Riding the rails of the Orient - at the height of luxury

It's an axiom of train travel that the more exotic the destination, the more taxing the trip. This is emphatically not the case, though, when one signs up with Society Expeditions, a Seattle company that takes all the annoyances - crowded compartments, meager meals, border delays - out of faraway train trips.

If some of the spontaneity and surprise are also removed, that is part of the trade-off engineered by T.C. Swartz, the young director of Society Expeditions ( 723 Broadway East, Seattle, Wash. 98102), who figures not everyone wants to travel the Paul Theroux way. The T. C. Swartz way means lavish old-fashioned cars, private chefs, scheduled stops for sightseeing - and more than $200 a day per person.

''We're trying to bring the luxury and fantasy back to train travel,'' says Mr. Swartz. He is a boyish 36, and as he described his various rail ventures - across China, the Soviet Union, the Balkans, and India - he had the gleam of a boy playing with his Lionel train.

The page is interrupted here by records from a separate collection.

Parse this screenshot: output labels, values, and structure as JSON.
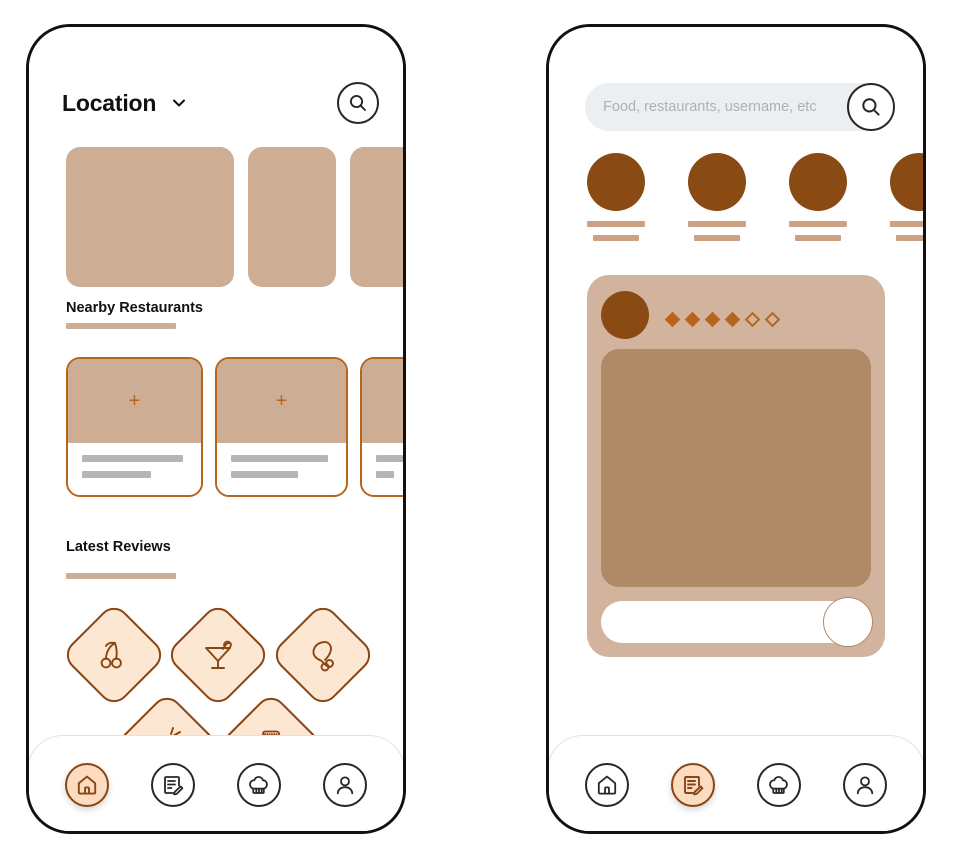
{
  "app": {
    "accent_brown": "#8a4513",
    "accent_sienna": "#b5651d",
    "tan": "#cdad94",
    "card_tan": "#d2b49e",
    "image_tan": "#b08a67",
    "peach": "#fce7d2",
    "skeleton_gray": "#b5b5b5"
  },
  "home_screen": {
    "name": "home-screen",
    "header": {
      "location_label": "Location",
      "chevron_icon": "chevron-down-icon",
      "search_icon": "search-icon"
    },
    "banners": [
      {
        "name": "banner-placeholder-1"
      },
      {
        "name": "banner-placeholder-2"
      },
      {
        "name": "banner-placeholder-3"
      }
    ],
    "nearby": {
      "title": "Nearby Restaurants",
      "cards": [
        {
          "add_icon": "plus-icon"
        },
        {
          "add_icon": "plus-icon"
        },
        {
          "add_icon": "plus-icon"
        }
      ]
    },
    "reviews": {
      "title": "Latest Reviews"
    },
    "categories": [
      {
        "label": "Cherry",
        "icon": "cherry-icon"
      },
      {
        "label": "Cocktail",
        "icon": "cocktail-icon"
      },
      {
        "label": "Chicken",
        "icon": "chicken-drumstick-icon"
      },
      {
        "label": "Carrot",
        "icon": "carrot-icon"
      },
      {
        "label": "Jar",
        "icon": "jar-icon"
      }
    ],
    "navbar": {
      "items": [
        {
          "name": "nav-home",
          "icon": "home-icon",
          "active": true
        },
        {
          "name": "nav-reviews",
          "icon": "note-edit-icon",
          "active": false
        },
        {
          "name": "nav-chef",
          "icon": "chef-hat-icon",
          "active": false
        },
        {
          "name": "nav-profile",
          "icon": "person-icon",
          "active": false
        }
      ]
    }
  },
  "feed_screen": {
    "name": "feed-screen",
    "search": {
      "placeholder": "Food, restaurants, username, etc",
      "value": "",
      "search_icon": "search-icon"
    },
    "stories": [
      {
        "name": "story-1"
      },
      {
        "name": "story-2"
      },
      {
        "name": "story-3"
      },
      {
        "name": "story-4"
      }
    ],
    "post": {
      "avatar": "user-avatar",
      "rating": {
        "filled": 4,
        "total": 6
      },
      "image": "post-image-placeholder",
      "comment_placeholder": "",
      "send_icon": "send-button"
    },
    "navbar": {
      "items": [
        {
          "name": "nav-home",
          "icon": "home-icon",
          "active": false
        },
        {
          "name": "nav-reviews",
          "icon": "note-edit-icon",
          "active": true
        },
        {
          "name": "nav-chef",
          "icon": "chef-hat-icon",
          "active": false
        },
        {
          "name": "nav-profile",
          "icon": "person-icon",
          "active": false
        }
      ]
    }
  }
}
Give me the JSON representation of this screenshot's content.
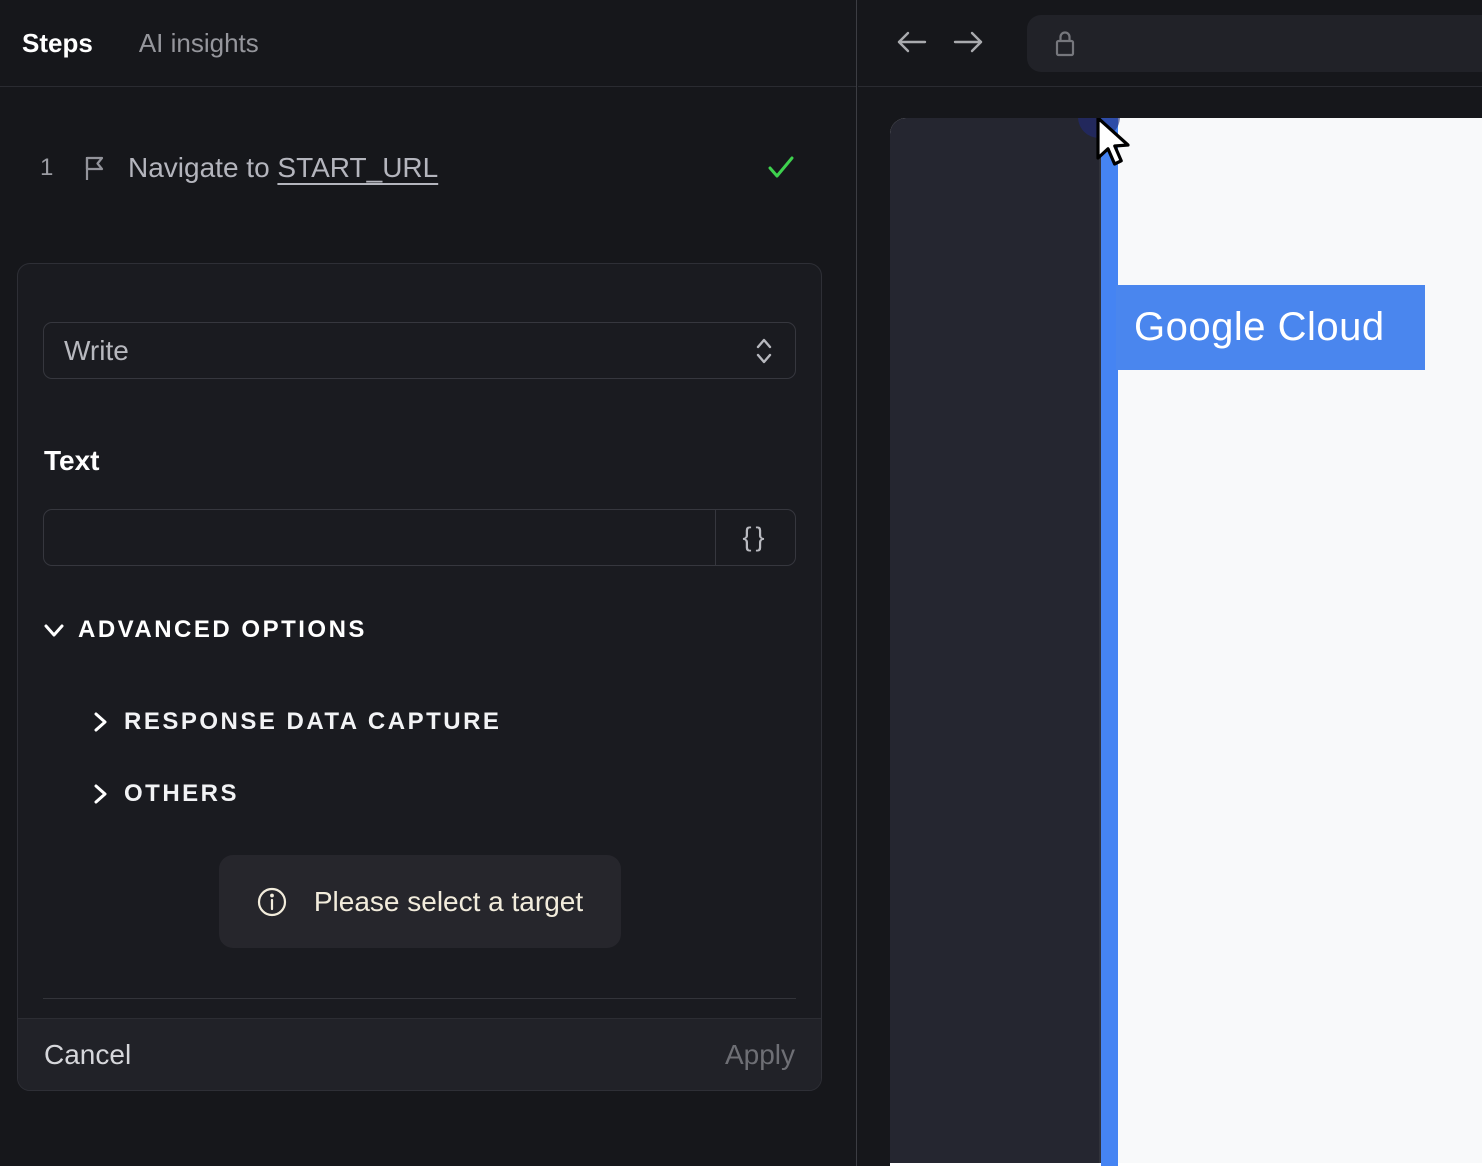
{
  "left_panel": {
    "tabs": [
      {
        "label": "Steps"
      },
      {
        "label": "AI insights"
      }
    ],
    "step": {
      "index": "1",
      "text": "Navigate to ",
      "link": "START_URL",
      "status": "success"
    },
    "editor": {
      "action_select": {
        "value": "Write"
      },
      "text_field": {
        "label": "Text",
        "value": "",
        "placeholder": ""
      },
      "variable_button_label": "{}",
      "advanced_options_label": "ADVANCED OPTIONS",
      "sections": [
        {
          "label": "RESPONSE DATA CAPTURE"
        },
        {
          "label": "OTHERS"
        }
      ],
      "notice": "Please select a target",
      "cancel_label": "Cancel",
      "apply_label": "Apply"
    }
  },
  "browser": {
    "url_value": "",
    "page": {
      "highlight_label": "Google Cloud"
    }
  },
  "colors": {
    "accent_blue": "#4a86ee",
    "highlight_strip_blue": "#4584f3",
    "success_green": "#3ed14e",
    "notice_cream": "#f2ecdc",
    "panel_bg": "#16171b",
    "page_content_bg": "#f8f9fa",
    "page_sidebar_bg": "#252630"
  }
}
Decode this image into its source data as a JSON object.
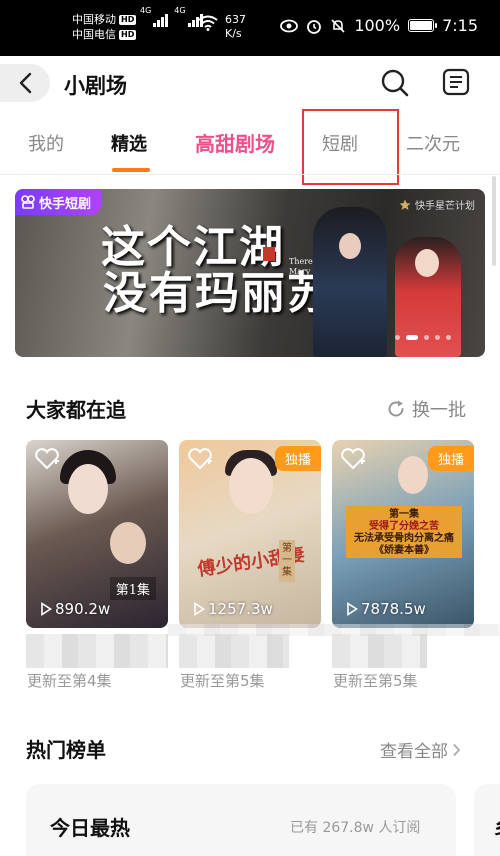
{
  "status_bar": {
    "carrier1": "中国移动",
    "carrier2": "中国电信",
    "hd_badge": "HD",
    "net_tag": "4G",
    "speed_value": "637",
    "speed_unit": "K/s",
    "battery": "100%",
    "time": "7:15"
  },
  "header": {
    "title": "小剧场"
  },
  "tabs": [
    {
      "label": "我的"
    },
    {
      "label": "精选"
    },
    {
      "label": "高甜剧场"
    },
    {
      "label": "短剧"
    },
    {
      "label": "二次元"
    }
  ],
  "banner": {
    "badge": "快手短剧",
    "partner": "快手星芒计划",
    "title_line1": "这个江湖",
    "title_line2": "没有玛丽苏",
    "subtitle_line1": "There is no",
    "subtitle_line2": "Mary Sue"
  },
  "trending": {
    "title": "大家都在追",
    "refresh_label": "换一批",
    "exclusive_label": "独播",
    "cards": [
      {
        "plays": "890.2w",
        "episode_badge": "第1集",
        "update": "更新至第4集"
      },
      {
        "plays": "1257.3w",
        "poster_text": "傅少的小甜妻",
        "episode_badge": "第一集",
        "update": "更新至第5集"
      },
      {
        "plays": "7878.5w",
        "poster_line1": "第一集",
        "poster_line2": "受得了分娩之苦",
        "poster_line3": "无法承受骨肉分离之痛",
        "poster_line4": "《娇妻本善》",
        "update": "更新至第5集"
      }
    ]
  },
  "hot_list": {
    "title": "热门榜单",
    "view_all": "查看全部",
    "card_title": "今日最热",
    "card_sub": "已有 267.8w 人订阅",
    "next_card_char": "乡"
  },
  "colors": {
    "accent_orange": "#ff7a1a",
    "pink": "#f0508a",
    "highlight_red": "#e83838"
  },
  "icons": [
    "back-icon",
    "search-icon",
    "menu-icon",
    "refresh-icon",
    "favorite-add-icon",
    "play-icon",
    "chevron-right-icon"
  ]
}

His newest coup is the Imperial Peking Express, which does two different 16 -day legs into the Chinese interior, using two sleeping cars and a diner Mr. Swartz took great pains to uncover. ''I went to Peking and told the Chinese the kind of luxurious cars I was looking for, and they just shrugged,'' he said. ''I looked at 20 or 30 cars in the Peking rail yards, but they were all modern, full of plastic and vinyl.

''Then I spotted these gorgeous antique cars, and the Chinese said, 'Oh, they're old.' Well, they were from the early '50s, all walnut and brass, used at one time on the Moscow-Peking run for diplomats and other VIPs.''

Society Expeditions will run the two cars on what Mr. Swartz and others call ''the hot line'' - Peking to Shanghai - and on a lesser-known southwesterly route from Peking to Kunming. The company leaflet calls the latter ''perhaps the most exciting and beautiful rail line in the world,'' citing its 427 tunnels, 653 bridges, and rock-carved Buddhas.

There is room for 26 passengers, only one or two to each commodious compartment fitted with a long couch that converts to a bed, a chair, a table, and a semi-private bath. This is, of course, a far cry from regular Chinese train service, which Mr. Swartz said is either ''soft class'' or ''hard class.''

''In soft class you get cushions that make into a rough bed,'' he said. ''In hard class you sit up at night.'' One could, he said, travel soft or hard class in the less-crowded off season, ''but it would take months for a visa to be approved.''

In recent years the storied Orient Express has been revived in several forms, and Mr. Swartz said Society Expeditions uses the most genuine of them. ''Our Orient Express is chartered from a Zurich company and goes either to Istanbul from Paris or on a shorter version just to Vienna,'' he said. On these shining antique cars one endures none of the hardships Mr. Swartz found when he researched the route on vestiges of the old Orient Express. ''On the border crossing from Romania to Hungary,'' he said, ''I was awakened six times between 3 and 6 in the morning. There was a different man for currency, passport control , customs, and so on, and then another man to see that all the others had done their jobs. On our trains, one official takes care of everything.'' There is some dawdling along the way, but only by design: private balls in Vienna, a staged hold-up and kidnapping in the Balkans, a visit to Dracula's birthplace in Transylvania.

Surely the marathon among train trips is the Trans-Siberian Railroad, 3,500 miles from Moscow to Khabarovsk near the Manchurian border. One rides in smartly done, if not plush, East German-made cars, stopping at Novosibirsk on the edge of Siberia for an opera performance and lunch, at Irkutsk for two nights, and visiting Lake Baikal, said to be the clearest and deepest freshwater lake in the world. While passing through the Siberian wastes, that universal symbol of deprivation, you eat lavish regional dishes prepared by special chefs and relax in a lounge car equipped with, said Mr. Swartz, ''50 hours of recorded dance music, from Russian folk to jazz.''

Mr. Swartz said he's planning a luxurious Paris-Peking tour for next August, with stops along the way in Berlin, Warsaw (for a concert at Chopin's home), and Moscow. Soft class all the way.